Discoveries and code snippets for the hyper geek. Live from Dallas Fort Worth TX.
Friday, February 19, 2010
5 things you should know about developing for Google appengine
I've been building a few apps on google app engine over the last year (after spending 10 years doing java apps), and here are some things I noticed not many people are discussing when they mention appengine:
It's pay for what you use, but it will probably be completely free for you. The free usage quotas are _generous_ and even when you reach them, the sophisticated billing google has set up allows you to 'budget' for particular resources. Even with a 'budget', _you only pay for what you use_ (rather than the typical monthly fixed fees in play with every other hosting provider).
The google appengine team is working at a blazingly fast pace. In the last year, I've seen a flurry of releases with some of the most requested features and improvements (cursors to work past the 1000 results limit, auto-datastore retries, secure connections by default, better instrumentation/optimization tools, etc).
Use Python unless you can't. The learning curve for the language is small and your web apps will be slimmer and more lightweight (as opposed to going the java route on app engine). There is a reason google hired Guido van Rossum and there is a reason he is working with the app engine teams. Python feels closer to the metal and anytime you're working with something that's constantly evolving, it is beneficial and efficient to be able to get to the things you need to without being roadblocked by too many layers of abstraction.

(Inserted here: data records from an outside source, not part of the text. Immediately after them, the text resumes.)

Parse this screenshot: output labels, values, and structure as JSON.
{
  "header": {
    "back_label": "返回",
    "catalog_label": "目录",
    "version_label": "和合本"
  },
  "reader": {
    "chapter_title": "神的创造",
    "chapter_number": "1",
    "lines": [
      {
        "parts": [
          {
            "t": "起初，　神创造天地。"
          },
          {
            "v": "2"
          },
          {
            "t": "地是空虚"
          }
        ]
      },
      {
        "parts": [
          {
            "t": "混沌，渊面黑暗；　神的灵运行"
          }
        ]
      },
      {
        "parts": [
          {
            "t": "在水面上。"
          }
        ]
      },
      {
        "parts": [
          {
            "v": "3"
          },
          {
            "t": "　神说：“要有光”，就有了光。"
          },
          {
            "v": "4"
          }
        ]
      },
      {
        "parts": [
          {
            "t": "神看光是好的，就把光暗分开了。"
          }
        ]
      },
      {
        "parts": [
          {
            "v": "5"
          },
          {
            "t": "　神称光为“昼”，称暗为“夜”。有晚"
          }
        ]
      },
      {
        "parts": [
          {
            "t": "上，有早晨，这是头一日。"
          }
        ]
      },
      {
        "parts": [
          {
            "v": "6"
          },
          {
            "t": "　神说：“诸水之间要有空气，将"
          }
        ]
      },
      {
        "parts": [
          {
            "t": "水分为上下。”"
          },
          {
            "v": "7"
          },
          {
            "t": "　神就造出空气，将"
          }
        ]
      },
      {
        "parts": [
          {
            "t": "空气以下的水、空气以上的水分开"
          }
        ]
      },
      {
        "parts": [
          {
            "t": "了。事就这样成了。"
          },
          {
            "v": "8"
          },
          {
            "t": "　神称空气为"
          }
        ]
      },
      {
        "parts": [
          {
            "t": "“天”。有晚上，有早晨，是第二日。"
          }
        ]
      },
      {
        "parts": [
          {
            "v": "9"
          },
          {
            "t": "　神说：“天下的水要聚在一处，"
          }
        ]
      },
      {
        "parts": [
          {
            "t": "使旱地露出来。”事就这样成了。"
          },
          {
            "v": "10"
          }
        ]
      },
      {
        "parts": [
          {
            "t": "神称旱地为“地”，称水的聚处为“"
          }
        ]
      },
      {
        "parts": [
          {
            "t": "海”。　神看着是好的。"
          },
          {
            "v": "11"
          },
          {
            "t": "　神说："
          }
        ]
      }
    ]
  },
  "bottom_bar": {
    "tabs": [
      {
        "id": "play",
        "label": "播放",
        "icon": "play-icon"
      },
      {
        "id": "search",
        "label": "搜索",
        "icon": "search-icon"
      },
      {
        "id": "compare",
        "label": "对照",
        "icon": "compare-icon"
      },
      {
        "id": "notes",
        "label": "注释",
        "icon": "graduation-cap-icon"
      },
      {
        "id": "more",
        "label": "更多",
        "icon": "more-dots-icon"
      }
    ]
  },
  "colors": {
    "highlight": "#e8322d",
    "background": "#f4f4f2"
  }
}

Your apps deploy to appname.appspot.com by default. This is interesting for a few reasons: 1. It's free, 2. There are a limited number of names available, and 3. It means that to look like every other web app you'll most likely end up purchasing and linking a separate domain to your app. You can easily set up a custom domain+cname (i.e. - www.myapp.com) to use your app, but not yet a naked domain (myapp.com). Most apps are working around this by just setting up forwards/redirects with their domain hosting provider.
I think this is going somewhere you may not have thought. Looking at the resources Google is putting behind app engine, and the way it lowers the cost of entry and the cost of infrastructure management for custom applications, I can tell you one thing: A behemoth like Google, that has already infiltrated enterprises with a 'drop-in' search appliance (after honing the inner workings with consumers), is not a far jump away from creating a 'drop-in' app hosting appliance/grid (after honing the inner workings with its consumers -- app developers).
btw, this post is a really elaborate excuse to test an app-engine based webapp I hacked together for myself to tweet out my new blog entries (example) automatically.